La Fayette Grover as a US senator in the late 1870’s – Matthew Brady photograph.

River View Cemetery is one of two historic cemeteries in Portland, Oregon. Lone Fir was the first cemetery, but filling up in the latter 19th Century, River View was established in the hills just – then – outside the growing city. Here, the families of well-to-do Portland buried their loved ones and still do. Walking through the memorials is a history lesson of the city. Street names come to life – through death. The larger monuments tend to overawe the more numerous plainer ones, as if trying to sum up life as the dead thought of their experience. Stories abound here among all of the graves and it is one of the smaller, lesser monuments we move to today – the grave of La Fayette Grover, third governor of Oregon.

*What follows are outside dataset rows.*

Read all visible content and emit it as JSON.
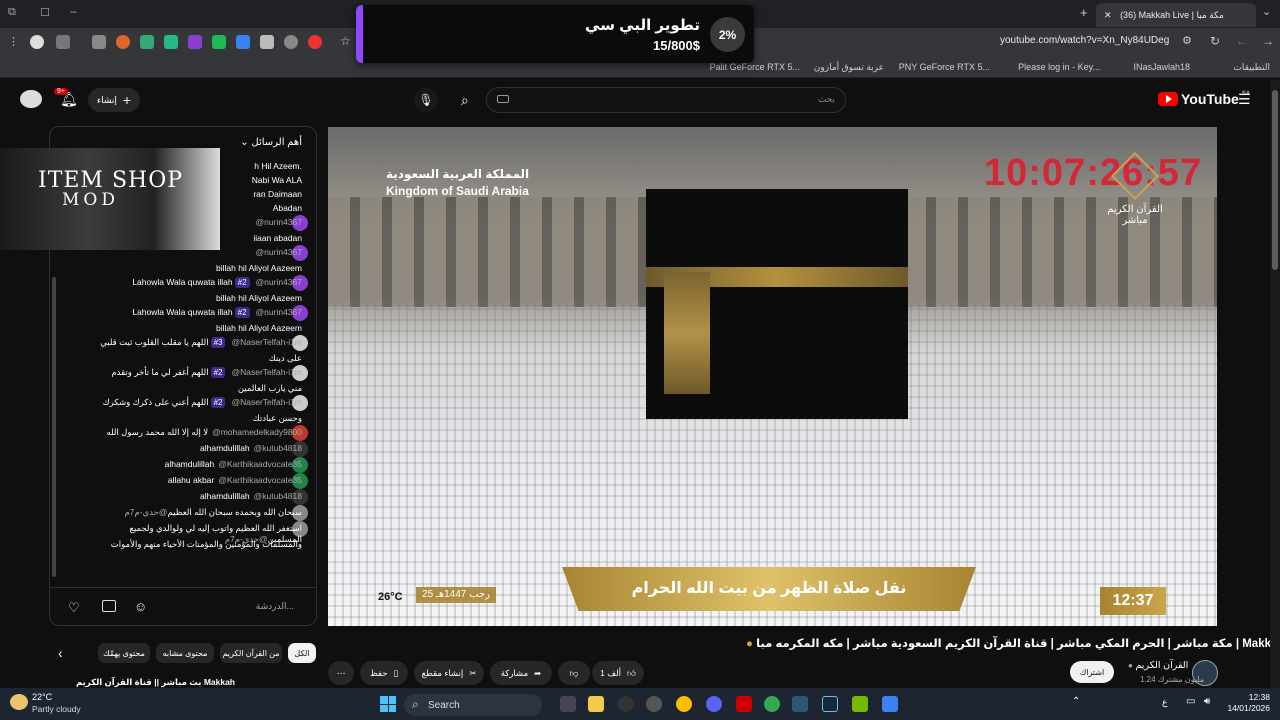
{
  "browser": {
    "tab_title": "(36) Makkah Live | مكة مبا",
    "url": "youtube.com/watch?v=Xn_Ny84UDeg",
    "bookmarks": [
      "التطبيقات",
      "INasJawlah18",
      "Please log in - Key...",
      "PNY GeForce RTX 5...",
      "عربة تسوق أمازون",
      "Palit GeForce RTX 5..."
    ]
  },
  "popup": {
    "title": "تطوير البي سي",
    "progress": "15/800$",
    "percent": "2%"
  },
  "youtube": {
    "logo": "YouTube",
    "logo_region": "SA",
    "search_placeholder": "بحث",
    "create_label": "إنشاء",
    "notif_count": "9+"
  },
  "chat": {
    "header": "أهم الرسائل",
    "overlay_line1": "ITEM SHOP",
    "overlay_line2": "MOD",
    "input_placeholder": "الدردشة...",
    "messages": [
      {
        "user": "",
        "text": "h Hil Azeem.",
        "badge": ""
      },
      {
        "user": "",
        "text": "Nabi Wa ALA",
        "badge": ""
      },
      {
        "user": "",
        "text": "ran Daimaan",
        "badge": ""
      },
      {
        "user": "",
        "text": "Abadan",
        "badge": ""
      },
      {
        "user": "@nurin4367",
        "text": "",
        "badge": ""
      },
      {
        "user": "",
        "text": "iiaan abadan",
        "badge": ""
      },
      {
        "user": "@nurin4367",
        "text": "",
        "badge": ""
      },
      {
        "user": "",
        "text": "billah hil Aliyol Aazeem",
        "badge": ""
      },
      {
        "user": "@nurin4367",
        "text": "Lahowla Wala quwata illah",
        "badge": "#2"
      },
      {
        "user": "",
        "text": "billah hil Aliyol Aazeem",
        "badge": ""
      },
      {
        "user": "@nurin4367",
        "text": "Lahowla Wala quwata illah",
        "badge": "#2"
      },
      {
        "user": "",
        "text": "billah hil Aliyol Aazeem",
        "badge": ""
      },
      {
        "user": "@NaserTelfah-i1m",
        "text": "اللهم يا مقلب القلوب ثبت قلبي",
        "badge": "#3"
      },
      {
        "user": "",
        "text": "على دينك",
        "badge": ""
      },
      {
        "user": "@NaserTelfah-i1m",
        "text": "اللهم أغفر لي ما تأخر وتقدم",
        "badge": "#2"
      },
      {
        "user": "",
        "text": "مني يارب العالمين",
        "badge": ""
      },
      {
        "user": "@NaserTelfah-i1m",
        "text": "اللهم أعني على ذكرك وشكرك",
        "badge": "#2"
      },
      {
        "user": "",
        "text": "وحسن عبادتك",
        "badge": ""
      },
      {
        "user": "@mohamedelkady9800",
        "text": "لا إله إلا الله محمد رسول الله",
        "badge": ""
      },
      {
        "user": "@kutub4818",
        "text": "alhamdulillah",
        "badge": ""
      },
      {
        "user": "@Karthikaadvocate35",
        "text": "alhamdulillah",
        "badge": ""
      },
      {
        "user": "@Karthikaadvocate35",
        "text": "allahu akbar",
        "badge": ""
      },
      {
        "user": "@kutub4818",
        "text": "alhamdulillah",
        "badge": ""
      },
      {
        "user": "@حدي-م7م",
        "text": "سبحان الله وبحمده سبحان الله العظيم",
        "badge": ""
      },
      {
        "user": "@حدي-م7م",
        "text": "استغفر الله العظيم واتوب إليه لي ولوالدي ولجميع المسلمين",
        "badge": ""
      },
      {
        "user": "",
        "text": "والمسلمات والمؤمنين والمؤمنات الأحياء منهم والأموات",
        "badge": ""
      }
    ]
  },
  "video": {
    "ksa_ar": "المملكة العربية السعودية",
    "ksa_en": "Kingdom of Saudi Arabia",
    "clock": "10:07:26:57",
    "channel_logo_line1": "القرآن الكريم",
    "channel_logo_line2": "مباشر",
    "banner": "نقل صلاة الظهر من بيت الله الحرام",
    "time": "12:37",
    "date": "25 رجب 1447هـ",
    "temperature": "26°C",
    "title": "مكة مباشر | الحرم المكي مباشر | قناة القرآن الكريم السعودية مباشر | مكه المكرمه مبا | Makkah Live"
  },
  "actions": {
    "like": "1 ألف",
    "share": "مشاركة",
    "clip": "إنشاء مقطع",
    "save": "حفظ"
  },
  "channel": {
    "name": "القرآن الكريم",
    "subs": "1.24 مليون مشترك",
    "subscribe": "اشتراك"
  },
  "chips": [
    "الكل",
    "من القرآن الكريم",
    "محتوى مشابه",
    "محتوى يهمّك"
  ],
  "next_video": "بث مباشر || قناة القرآن الكريم Makkah",
  "taskbar": {
    "temp": "22°C",
    "weather": "Partly cloudy",
    "search": "Search",
    "lang": "ع",
    "time": "12:38",
    "date": "14/01/2026"
  },
  "colors": {
    "accent_purple": "#9147ff",
    "yt_red": "#ff0000",
    "gold": "#c9a64a",
    "clock_red": "#e0192d"
  }
}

There is a small area in Portland where west-to-east streets are named after old Oregon governors.  The sequence follows a series of Union military leaders from the Civil War – Grant, Sherman, Hooker, Meade, Porter (there is a Caruthers Street thrown in for good measure in between the governors, with a good story to boot.).  In the governor section, there is Woods, Gibbs, Whitaker, Curry, Pennoyer, Gaines, Lane, Abernathy and Mood.  Another governor with a short section of streets is Grover Street.